Bali Mynah

Bali Mynah

[ Leucopsar rothschildi ]

Quick Facts

BODY LENGTH: 7 to 8 inches 
WINGSPAN: approx. 7 to 8 inches
WILD DIET: fruits, insects, worms, and invertebrates
ZOO DIET: frugivore and softbill diet, mealworms, and crickets
DISTRIBUTION: northwestern Bali, a small section of Bali Barat National Park (possibly only about 10 left in the wild) 
HABITAT:
savannah and open woodlands
Rare Beauties from Bali

Paradise island
Bali mynahs are found only on the Indonesian island of Bali in the Indian Ocean. Today, approximately 60 wild Bali mynahs live in a small area of Bali Barat National Park, in the northwestern corner of the island.

The birds inhabit open woodland and savannah (grassland with trees), where they are most active in the early morning and at dusk.

Fancy feathers
Female and male Bali mynahs look alike, having beautiful white feathers, black tipped wings and tails, and a bright powder blue crescent of skin around the eyes. Their heads are topped off by a lacy white crest of feathers.

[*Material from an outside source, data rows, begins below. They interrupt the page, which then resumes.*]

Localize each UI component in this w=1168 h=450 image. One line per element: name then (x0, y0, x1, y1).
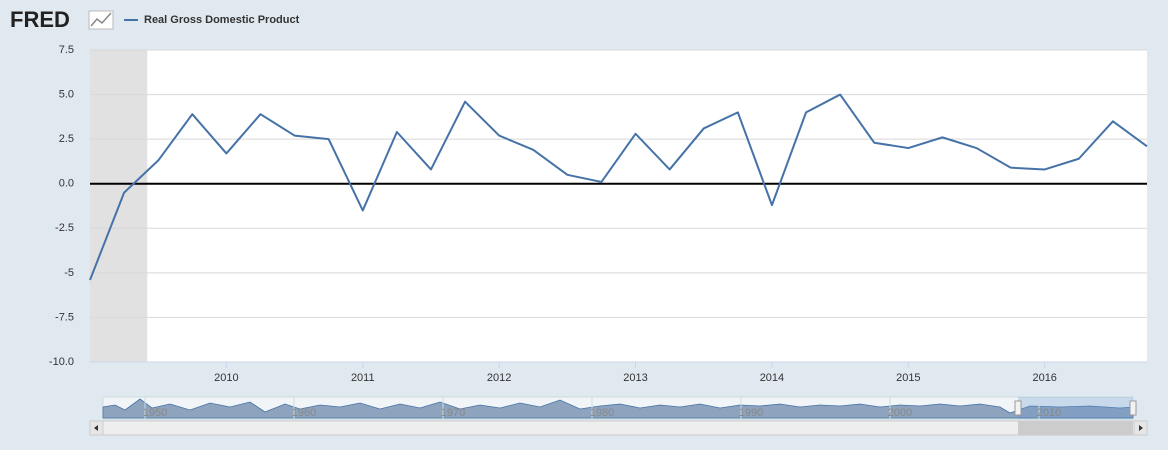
y-tick-label: -5 (64, 267, 74, 279)
series-line (89, 93, 1148, 281)
navigator-label: 2010 (1037, 407, 1061, 419)
navigator (102, 396, 1137, 420)
navigator-label: 1970 (441, 407, 465, 419)
navigator-label: 2000 (888, 407, 912, 419)
navigator-label: 1990 (739, 407, 763, 419)
y-tick-label: 2.5 (59, 133, 74, 145)
x-tick-label: 2016 (1032, 372, 1056, 384)
x-tick-label: 2011 (351, 372, 375, 384)
navigator-label: 1960 (292, 407, 316, 419)
y-tick-label: 5.0 (59, 88, 74, 100)
x-tick-label: 2010 (214, 372, 238, 384)
y-tick-label: -2.5 (55, 222, 74, 234)
y-tick-label: 0.0 (59, 178, 74, 190)
x-tick-label: 2012 (487, 372, 511, 384)
y-tick-label: -10.0 (49, 356, 74, 368)
y-tick-label: 7.5 (59, 44, 74, 56)
plot-area (90, 50, 1147, 362)
legend-label: Real Gross Domestic Product (144, 14, 300, 26)
x-tick-label: 2014 (760, 372, 784, 384)
scrollbar[interactable] (89, 420, 1148, 436)
x-tick-label: 2013 (623, 372, 647, 384)
x-tick-label: 2015 (896, 372, 920, 384)
navigator-label: 1980 (590, 407, 614, 419)
logo: FRED (10, 7, 70, 32)
logo-icon (88, 10, 114, 30)
y-tick-label: -7.5 (55, 311, 74, 323)
navigator-label: 1950 (143, 407, 167, 419)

They are about the size of cardinals.

A whole lot of chatter
The main way Bali mynahs communicate with each other is by vocalizing. They whistle and squawk repetitively, often bobbing their head up and down at the same time. Mynahs flock together during the dry season on Bali, and vocalizing is very important at this time.

Vocalizations with head bobbing are particularly important during courtship. A male trying to attract a mate bobs up and down, with his white feather crest raised. If the female is attracted to him, the two stand side by side, bobbing and calling to each other.

Mynah menu
Bali mynahs are omnivores, which means they eat plants and other animals. (Unlike carnivores, which eat only meat, and herbivores, which eat only plants). The Bali mynah menu includes fruit, seeds, insects, worms, caterpillars, ants, and other invertebrates. During the dry season when food is scarce, Bali mynahs live in groups. Living in groups helps them find food better and also keeps them safer from predators—the more eyes looking out for enemies, the better the chance an enemy will be seen. Animals that eat Bali mynahs include snakes, monitor lizards, monkeys, and birds of prey.

Building a nest
When Bali mynahs pair off to mate, they build nests in tree cavities. It takes about two weeks for a mated pair to construct a nest from bark, leaves, and grass. The female lays two to five bright blue eggs, and both sexes incubate the eggs for two weeks. When the chicks break through the eggs, they have only a few clumps of down on their heads and back. Ten days later, the rapidly growing chicks sprout feathers. The young birds leave the nest after about three weeks.

Traded and endangered
Bali mynahs are among the rarest birds in the world. Like many island species, Bali mynahs are easily threatened with extinction because they live in small, clumped groups. Bali has been heavily deforested so now there is much less habitat for birds to nest in. But the main threat to Bali mynahs is the illegal pet trade.

Bali mynahs at Brookfield Zoo
As part of the Bali Mynah SSP program (which began in 1981), Brookfield Zoo is currently home to several Bali mynahs. The Perching Bird House is the off-exhibit home to a breeding pair of mynahs. They’re kept out of sight because it increases the chance that they will reproduce successfully.